Michael truly has a unique perspective on what it means to be Syrian-American, with a deep appreciation of the culture, language, and customs of both his homes. In an interview with Michael about his experiences in Syria and growing up in a household that embraced his culture, he explained some of the little differences between the US and Syria. For example, “Arabic culture has a much higher emphasis on social life, which makes things like manners and restrictions much more important in daily life. But Syria isn’t too different in other ways, Syria has McDonalds, Dunkin Donuts, chains like that.”
Michael is a true patriot to both countries, through and through, in speaking about Syria with him, it is evident how much pride he has in his ancestry and the Syrian culture. He said that it is very disheartening when Syria is depicted as corrupt and its customs overzealous. When asked about how the civil war has affected his view of Syria, he remained resilient in his assessment of the ancient nation, he explained that Syria claims the oldest inhabited capital, Damascus, and oldest city, Aleppo, in the world. “It was Christan for 1,000 years, Muslim for 1,500 years, but Syrian for 10,000 years. The people see themselves first as Syrians, above any other sect. It is not a sectarian or violent culture, it is just easy to look like that when all you see on the news are terrorist groups and civil war. I think that it is important for people to realize that there is so much more to the history of Syria than whats been on the news for the past ten years, the country is thousands of years old.”
Michael noted that the amount of negative news about Syria drowns out a real understanding of the culture, “When I was younger I felt that my ‘American side’ and ‘Syrian side’ were at odds.
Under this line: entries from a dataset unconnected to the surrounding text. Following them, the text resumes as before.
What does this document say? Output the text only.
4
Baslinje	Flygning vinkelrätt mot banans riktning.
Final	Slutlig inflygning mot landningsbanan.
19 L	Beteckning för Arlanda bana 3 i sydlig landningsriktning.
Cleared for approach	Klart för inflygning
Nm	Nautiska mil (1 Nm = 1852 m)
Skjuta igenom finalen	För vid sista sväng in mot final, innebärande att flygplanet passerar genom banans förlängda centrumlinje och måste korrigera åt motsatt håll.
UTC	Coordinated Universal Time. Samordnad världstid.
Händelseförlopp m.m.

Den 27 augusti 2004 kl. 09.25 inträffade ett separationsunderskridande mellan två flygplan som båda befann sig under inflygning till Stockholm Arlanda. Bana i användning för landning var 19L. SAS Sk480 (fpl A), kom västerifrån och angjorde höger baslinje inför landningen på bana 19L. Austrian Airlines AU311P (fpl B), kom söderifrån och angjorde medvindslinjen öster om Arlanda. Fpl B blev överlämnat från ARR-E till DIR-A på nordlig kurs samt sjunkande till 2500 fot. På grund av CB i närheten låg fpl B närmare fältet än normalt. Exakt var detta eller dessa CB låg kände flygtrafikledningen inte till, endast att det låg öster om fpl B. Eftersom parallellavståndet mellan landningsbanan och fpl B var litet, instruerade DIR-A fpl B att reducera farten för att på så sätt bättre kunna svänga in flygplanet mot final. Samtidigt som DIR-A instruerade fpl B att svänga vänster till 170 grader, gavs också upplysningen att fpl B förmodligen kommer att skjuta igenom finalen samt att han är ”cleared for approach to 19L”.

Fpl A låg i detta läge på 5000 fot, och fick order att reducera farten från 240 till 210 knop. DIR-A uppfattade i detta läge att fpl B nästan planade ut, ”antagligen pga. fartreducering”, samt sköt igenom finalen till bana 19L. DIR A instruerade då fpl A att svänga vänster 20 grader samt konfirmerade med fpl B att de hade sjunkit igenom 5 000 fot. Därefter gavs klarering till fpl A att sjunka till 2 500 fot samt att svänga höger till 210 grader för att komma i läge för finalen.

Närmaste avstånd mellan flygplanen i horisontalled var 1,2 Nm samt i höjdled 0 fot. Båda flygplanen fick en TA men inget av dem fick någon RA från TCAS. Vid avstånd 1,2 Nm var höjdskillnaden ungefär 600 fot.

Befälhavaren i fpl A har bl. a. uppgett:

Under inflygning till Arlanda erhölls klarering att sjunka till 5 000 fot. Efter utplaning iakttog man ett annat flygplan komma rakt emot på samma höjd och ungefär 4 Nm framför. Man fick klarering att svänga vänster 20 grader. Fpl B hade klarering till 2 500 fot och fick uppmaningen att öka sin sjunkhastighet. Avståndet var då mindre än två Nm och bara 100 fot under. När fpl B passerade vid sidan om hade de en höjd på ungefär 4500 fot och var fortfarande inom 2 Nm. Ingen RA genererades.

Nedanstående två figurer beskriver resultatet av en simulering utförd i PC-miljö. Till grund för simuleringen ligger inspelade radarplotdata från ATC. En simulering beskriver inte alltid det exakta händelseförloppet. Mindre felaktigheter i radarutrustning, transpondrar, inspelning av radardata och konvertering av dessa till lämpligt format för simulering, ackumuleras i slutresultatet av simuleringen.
It was hard to be the middle eastern kid when the news and even shows like Saturday Night Live depicted middle easterners as terrorists or backwards thinking religious freaks. As time went on, though, I learned to embrace my culture and tried to teach others around me about Syria, its culture, and all the positive things there are. Teach people that Arab people aren’t the stereotypes they see on TV, but just normal people from somewhere else in the world.”
When Michael reminisces about his second home, it is easy to see how much he appreciates all the small differences. For example, Michael notes that Syrian culture is much more family-focused, much more relaxed, and much more community oriented, “In Syria, people take siestas during the day. Families eat all their meals together, worship together, and are overall much more engaged with each other. The pace of daily life is more relaxed, theres no rat race to be caught up in.”
This past summer, Michael spent a month and a half in Syria visiting relatives and just enjoying local life in his town of Saidnaya. Micheal summed up his experience this summer with beaming eyes, “It’s a really cool experience, having a second home that is different from your normal life, but just as inviting and comfortable. Going to Saidnaya for the summer is a lot like going to a family picnic or reunion, you get to see cousins and aunts and uncles that you rarely get to see. It feels less like a vacation and more like just living somewhere else, its just a really unique and great experience.”